Short Stories » A Fable

A Fable - Page 1 of 2

Showing the Descent of Ignoble Pride and the Elevation of Humble Merit.

SAID a clean plate to a dish-cloth, as it leaned back with an indolent air of superiority against the cupboard wall : " Dear me, how you look ! Move away from me, I request you."

"Ah me!" sighed the dish-cloth, " I once was a piece of cloth, unbroken, and as white as you. It is the keeping you tidy that has brought me to this complexion. I can remember when, after clearing away the distresses that clouded your face, how you have beamed brightly upon me. Think of the many times I have gone through hot and cold water for you. What would you soon look like without me? "

" Oh," replied the plate, " dish-cloths are plenty enough, there's no trouble about that; besides, what have you done more than your duty ? Were it not for plates, what need would there be of dish-cloths ? You owe your very existence to the fact of our having a use for you. Be content to fill your proper sphere without repining, and consider it sufficient honor. Your labors are not arduous; we plates bear the burdens and represent your class for you; our very appearance is an acknowledgment that dish- cloths are an auxiliary of our private life. Be assured you are where you belong ; what else could you have been, anyway ? "

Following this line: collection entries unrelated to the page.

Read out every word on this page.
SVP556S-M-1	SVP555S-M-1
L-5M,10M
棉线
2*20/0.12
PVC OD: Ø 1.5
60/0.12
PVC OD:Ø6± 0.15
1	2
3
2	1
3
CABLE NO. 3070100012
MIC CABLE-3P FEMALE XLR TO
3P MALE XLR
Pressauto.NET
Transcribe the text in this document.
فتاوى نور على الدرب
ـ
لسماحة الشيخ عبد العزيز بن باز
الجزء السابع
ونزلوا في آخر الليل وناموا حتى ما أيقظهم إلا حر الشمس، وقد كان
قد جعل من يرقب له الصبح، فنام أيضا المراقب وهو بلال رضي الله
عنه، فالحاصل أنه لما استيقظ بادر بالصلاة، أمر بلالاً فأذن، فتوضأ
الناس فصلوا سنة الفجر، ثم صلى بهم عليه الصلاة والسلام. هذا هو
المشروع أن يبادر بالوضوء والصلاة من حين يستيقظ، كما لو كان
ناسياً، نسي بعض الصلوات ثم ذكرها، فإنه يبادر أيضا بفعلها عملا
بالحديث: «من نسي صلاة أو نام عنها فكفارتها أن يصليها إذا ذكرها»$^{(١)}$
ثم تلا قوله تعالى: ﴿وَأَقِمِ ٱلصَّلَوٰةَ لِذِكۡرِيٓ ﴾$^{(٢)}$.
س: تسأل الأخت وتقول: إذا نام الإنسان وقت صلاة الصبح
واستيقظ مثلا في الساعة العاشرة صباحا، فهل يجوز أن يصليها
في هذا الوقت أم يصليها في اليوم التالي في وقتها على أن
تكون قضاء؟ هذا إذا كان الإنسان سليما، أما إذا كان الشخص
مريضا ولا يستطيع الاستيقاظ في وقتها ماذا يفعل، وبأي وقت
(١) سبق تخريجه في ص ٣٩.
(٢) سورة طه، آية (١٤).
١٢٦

Said the meek dish-cloth : " I find that I have several answers to make to what you have just spoken. In simply doing my duty I have been plunged into nauseous floods of dish-water, twisted and wrung in every fiber of my frame, and then shaken almost to pieces before I wiped your face, and, after all my tortures and labors, have hung patiently and conveniently near you on a nail ready at an instant's notice to attend you again. As to owing my existence to the fact of there being china in the world, that is scarcely positive. I was descended from the notable family of Flax, and took the preparatory degrees of my class with care and exactitude. I might have become a sheet or a pillow-case. Some of my cousins are fine towels and wear the finest borders and fringes, and wait upon the faces of persons instead of plates. Still others of the Flax family are fine table-napery, and continually mingle among the most distinguished company. A distant branch of our family belongs to the high order of handkerchiefs and laces, and the elegance of their appearance and belongings is seldom surpassed v Although I seldom appear out of this sphere of action, my ideas are not confined to it, and on wash-days, thanks to the laundress, the fresh air and sunshine refresh me and help me to bear my retired life with, I think, sufficient composure. But for your lofty manner and unkind salutation just now, I would have made no reference to the unpleasant conditions of a monotonous life."

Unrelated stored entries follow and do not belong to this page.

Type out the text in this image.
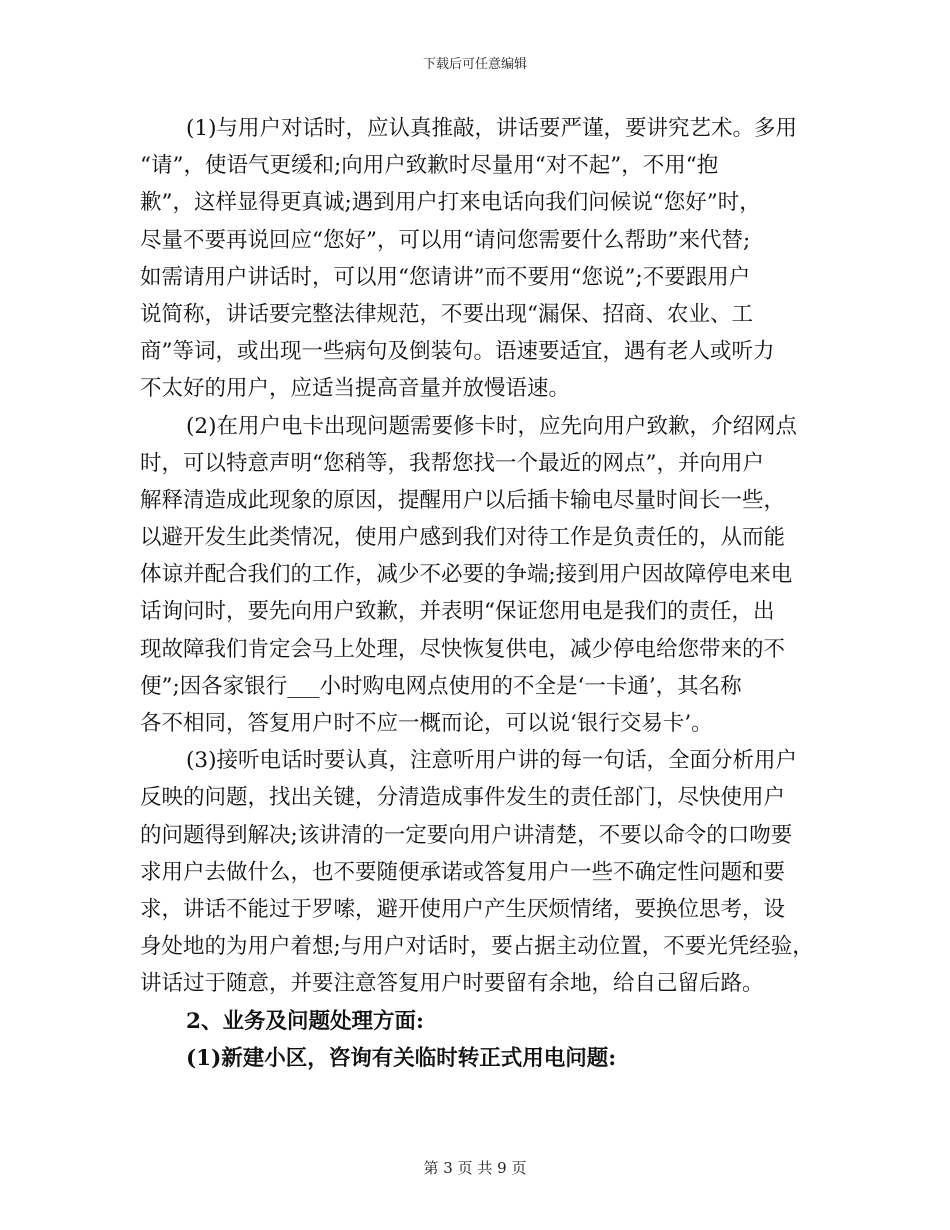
下载后可任意编辑
(1)与用户对话时，应认真推敲，讲话要严谨，要讲究艺术。多用
“请”，使语气更缓和;向用户致歉时尽量用“对不起”，不用“抱
歉”，这样显得更真诚;遇到用户打来电话向我们问候说“您好”时，
尽量不要再说回应“您好”，可以用“请问您需要什么帮助”来代替;
如需请用户讲话时，可以用“您请讲”而不要用“您说”;不要跟用户
说简称，讲话要完整法律规范，不要出现“漏保、招商、农业、工
商”等词，或出现一些病句及倒装句。语速要适宜，遇有老人或听力
不太好的用户，应适当提高音量并放慢语速。
(2)在用户电卡出现问题需要修卡时，应先向用户致歉，介绍网点
时，可以特意声明“您稍等，我帮您找一个最近的网点”，并向用户
解释清造成此现象的原因，提醒用户以后插卡输电尽量时间长一些，
以避开发生此类情况，使用户感到我们对待工作是负责任的，从而能
体谅并配合我们的工作，减少不必要的争端;接到用户因故障停电来电
话询问时，要先向用户致歉，并表明“保证您用电是我们的责任，出
现故障我们肯定会马上处理，尽快恢复供电，减少停电给您带来的不
便”;因各家银行___小时购电网点使用的不全是‘一卡通’，其名称
各不相同，答复用户时不应一概而论，可以说‘银行交易卡’。
(3)接听电话时要认真，注意听用户讲的每一句话，全面分析用户
反映的问题，找出关键，分清造成事件发生的责任部门，尽快使用户
的问题得到解决;该讲清的一定要向用户讲清楚，不要以命令的口吻要
求用户去做什么，也不要随便承诺或答复用户一些不确定性问题和要
求，讲话不能过于罗嗦，避开使用户产生厌烦情绪，要换位思考，设
身处地的为用户着想;与用户对话时，要占据主动位置，不要光凭经验，
讲话过于随意，并要注意答复用户时要留有余地，给自己留后路。
2、业务及问题处理方面:
(1)新建小区，咨询有关临时转正式用电问题:
第 3 页 共 9 页
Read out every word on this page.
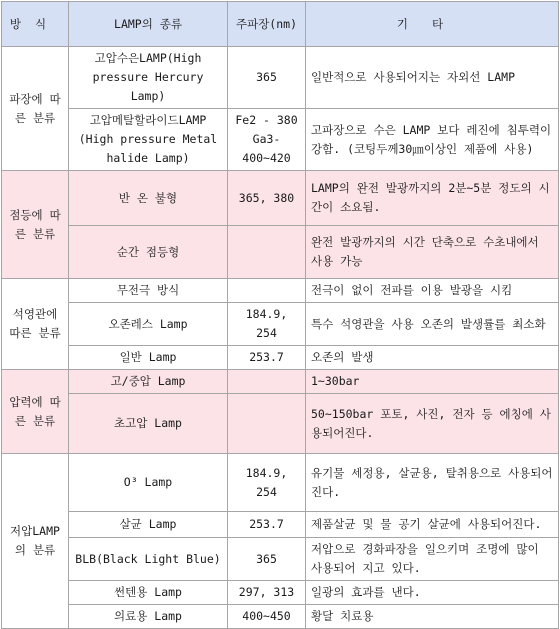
방식	LAMP의 종류	주파장(nm)	기타
파장에 따른 분류	고압수은LAMP(High pressure Hercury Lamp)	365	일반적으로 사용되어지는 자외선 LAMP
	고압메탈할라이드LAMP (High pressure Metal halide Lamp)	Fe2 - 380 Ga3- 400~420	고파장으로 수은 LAMP 보다 레진에 침투력이 강함. (코팅두께30㎛이상인 제품에 사용)
점등에 따른 분류	반 온 불형	365, 380	LAMP의 완전 발광까지의 2분~5분 정도의 시간이 소요됨.
	순간 점등형		완전 발광까지의 시간 단축으로 수초내에서 사용 가능
석영관에 따른 분류	무전극 방식		전극이 없이 전파를 이용 발광을 시킴
	오존레스 Lamp	184.9, 254	특수 석영관을 사용 오존의 발생률를 최소화
	일반 Lamp	253.7	오존의 발생
압력에 따른 분류	고/중압 Lamp		1~30bar
	초고압 Lamp		50~150bar 포토, 사진, 전자 등 에칭에 사용되어진다.
저압LAMP의 분류	O³ Lamp	184.9, 254	유기물 세정용, 살균용, 탈취용으로 사용되어진다.
	살균 Lamp	253.7	제품살균 및 물 공기 살균에 사용되어진다.
	BLB(Black Light Blue)	365	저압으로 경화파장을 일으키며 조명에 많이 사용되어 지고 있다.
	썬텐용 Lamp	297, 313	일광의 효과를 낸다.
	의료용 Lamp	400~450	황달 치료용
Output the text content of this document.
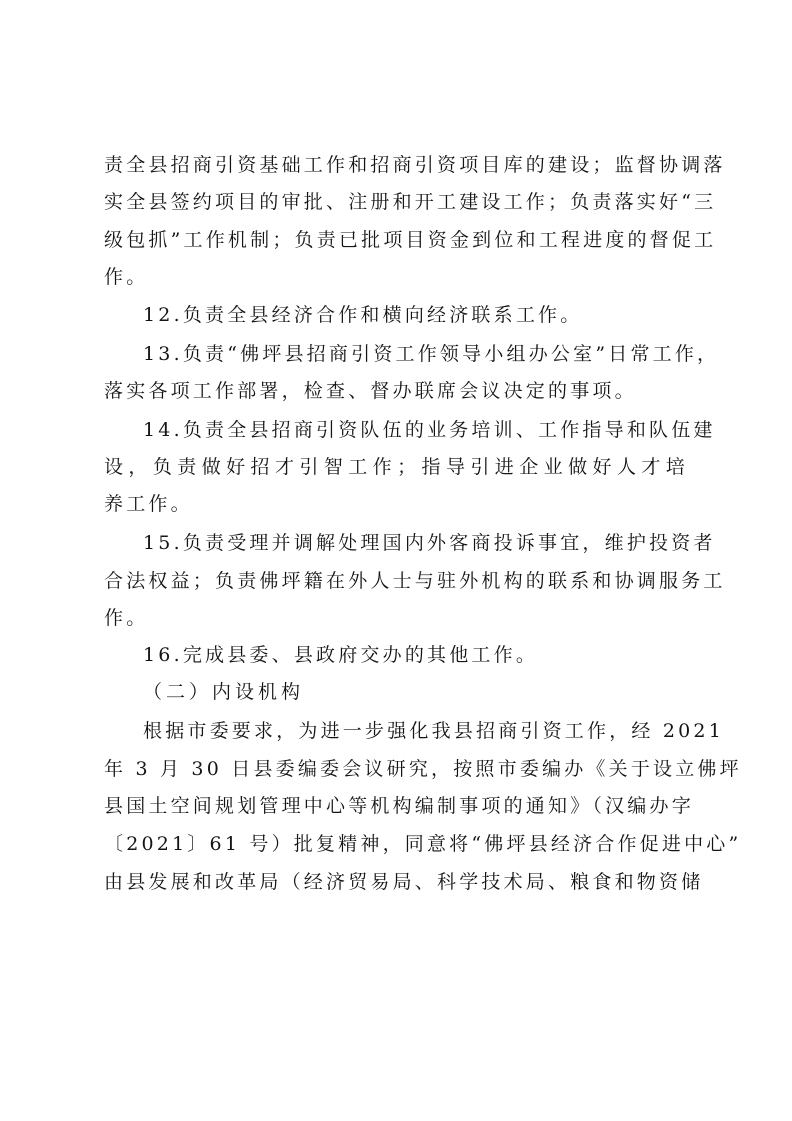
责全县招商引资基础工作和招商引资项目库的建设；监督协调落
实全县签约项目的审批、注册和开工建设工作；负责落实好“三
级包抓”工作机制；负责已批项目资金到位和工程进度的督促工
作。
12.负责全县经济合作和横向经济联系工作。
13.负责“佛坪县招商引资工作领导小组办公室”日常工作，
落实各项工作部署，检查、督办联席会议决定的事项。
14.负责全县招商引资队伍的业务培训、工作指导和队伍建
设，负责做好招才引智工作；指导引进企业做好人才培
养工作。
15.负责受理并调解处理国内外客商投诉事宜，维护投资者
合法权益；负责佛坪籍在外人士与驻外机构的联系和协调服务工
作。
16.完成县委、县政府交办的其他工作。
（二）内设机构
根据市委要求，为进一步强化我县招商引资工作，经 2021
年 3 月 30 日县委编委会议研究，按照市委编办《关于设立佛坪
县国土空间规划管理中心等机构编制事项的通知》（汉编办字
〔2021〕61 号）批复精神，同意将“佛坪县经济合作促进中心”
由县发展和改革局（经济贸易局、科学技术局、粮食和物资储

Just here a honeysuckle and a climbing rose on opposite sides of the open window nodded their heads at each other and threw a breath of their sweetest perfume into the patient dish-cloth, and looked their very brightest and sweetest toward it. A humming- bird darted angrily back and forth, and seemed to be trying to drown the buzzing questions of a pompous bumble-bee with his own noise, and a morning-glory vine rung her bells as if calling them to order. A wandering, pirouetting flirt of a whirlwind waltzed by just then, fairly near enough to stir the skirts of the dish-cloth, but the noise startled the dozing cat, who, exclaiming, " Mouse! " jumped from the cook's chair. This sudden movement jarred the cupboard a little, and, to its dismay, the plate, still in a lounging attitude, lost its equilibrium, and, staggering vainly, was next moment seen flat on its back, with the noonday sun glaring hotly in its face.